Make it telescopic. For the first one, notice that:$$\frac{1}{i^2-1}=\frac{1}{2}(\frac{1}{i-1}-\frac{1}{i}+\frac{1}{i}-\frac{1}{i+1})$$
This is obtained by noting that $i^2-1$ in the denominator can be factored into two linear terms, namely $i+1$ and $i-1$. Then we assume we have a factorization in the form of:
$$\frac{1}{i^2-1}=\frac{A}{i-1}+\frac{B}{i+1}$$
This gives:
$$A(i+1)+B(i-1)=1$$
which has to hold for any value of $i$. Plug in $i=-1$ and $i=+1$ to see that $A=\frac{1}{2}$ and $B=-\frac{1}{2}$.
This gives
$$\frac{1}{i^2-1}=\frac{1}{2}\left(\frac{1}{i-1}-\frac{1}{i+1}\right)$$
Now this looks very close to our goal. We are just one step away. Add and subtract $\frac{1}{i}$ and you will obtain the desired telescopic form.
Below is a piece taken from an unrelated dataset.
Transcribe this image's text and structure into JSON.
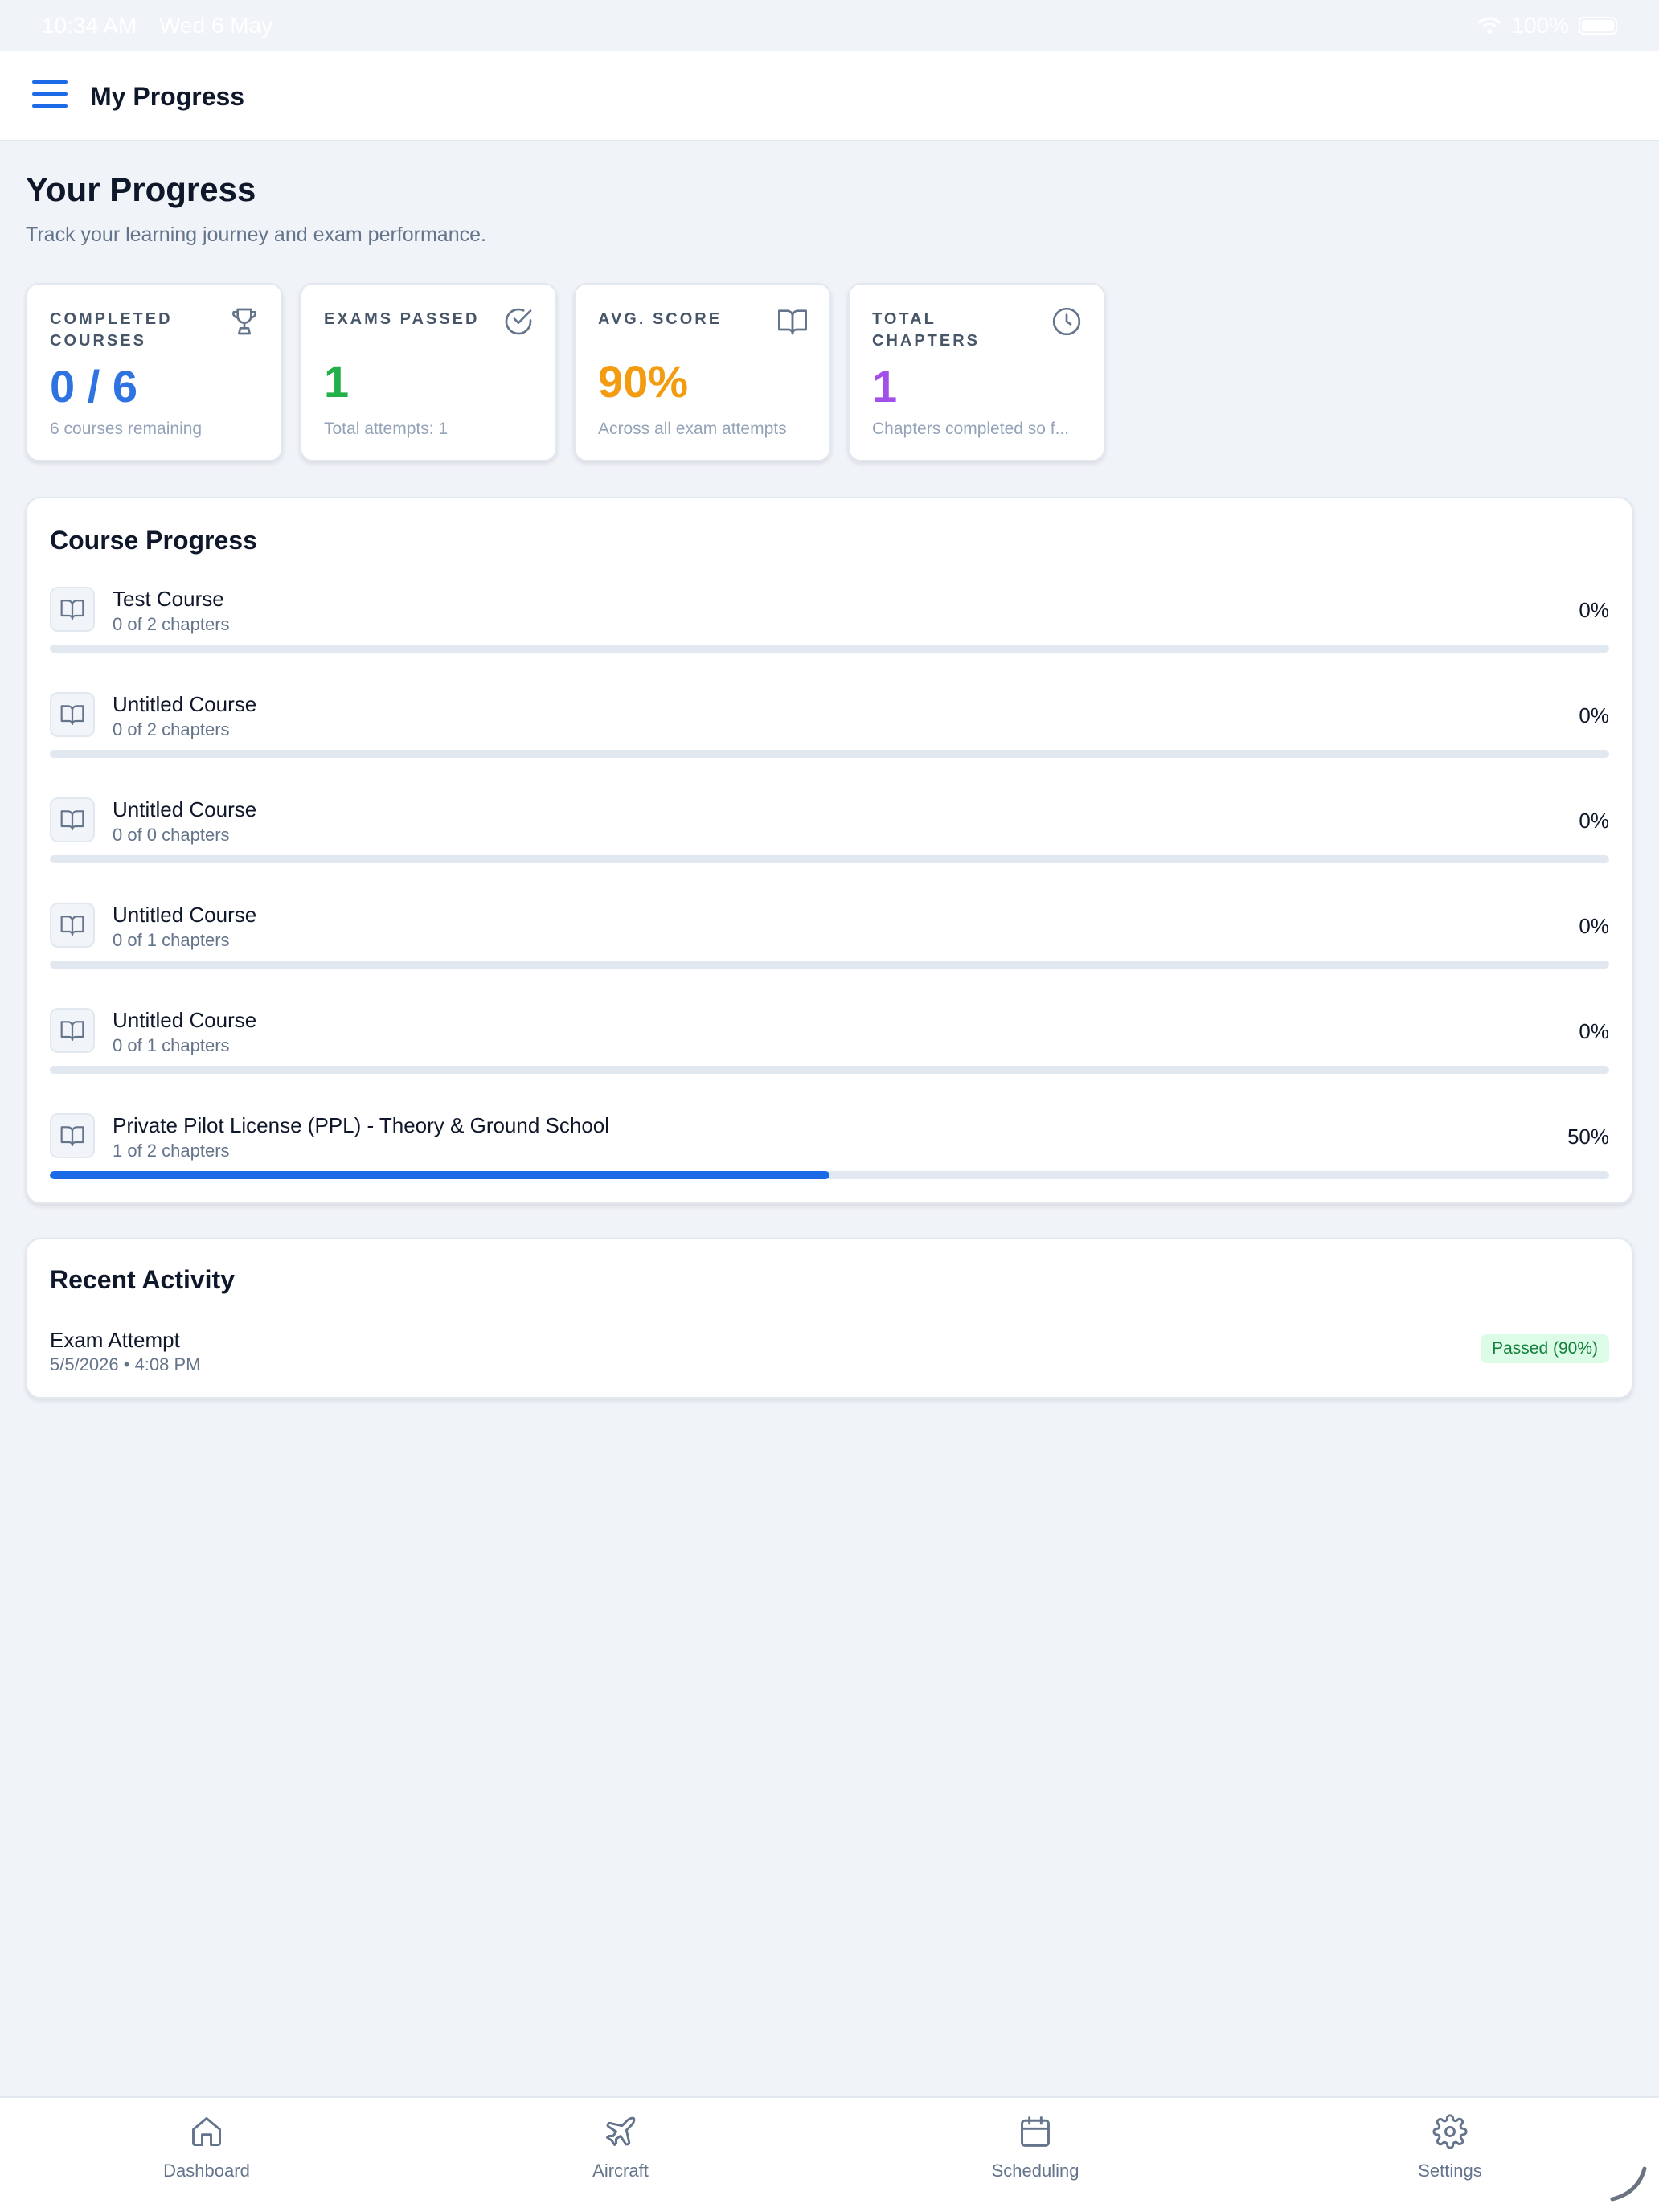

For the second one, factor out the highest power and use what you know about limits when $n$ goes to infinity. This is how it's done:
$$\lim_{n\to \infty}\frac{4n^2-n^3}{10+2n^3}=\lim_{n\to \infty}\frac{n^3(\frac{4}{n}-1)}{n^3(\frac{10}{n^3}+2)}=\frac{-1}{2}$$
Note that $n^3$ in the numerator and the denominator are cancelled and you are left with something that goes to zero except for the constant terms.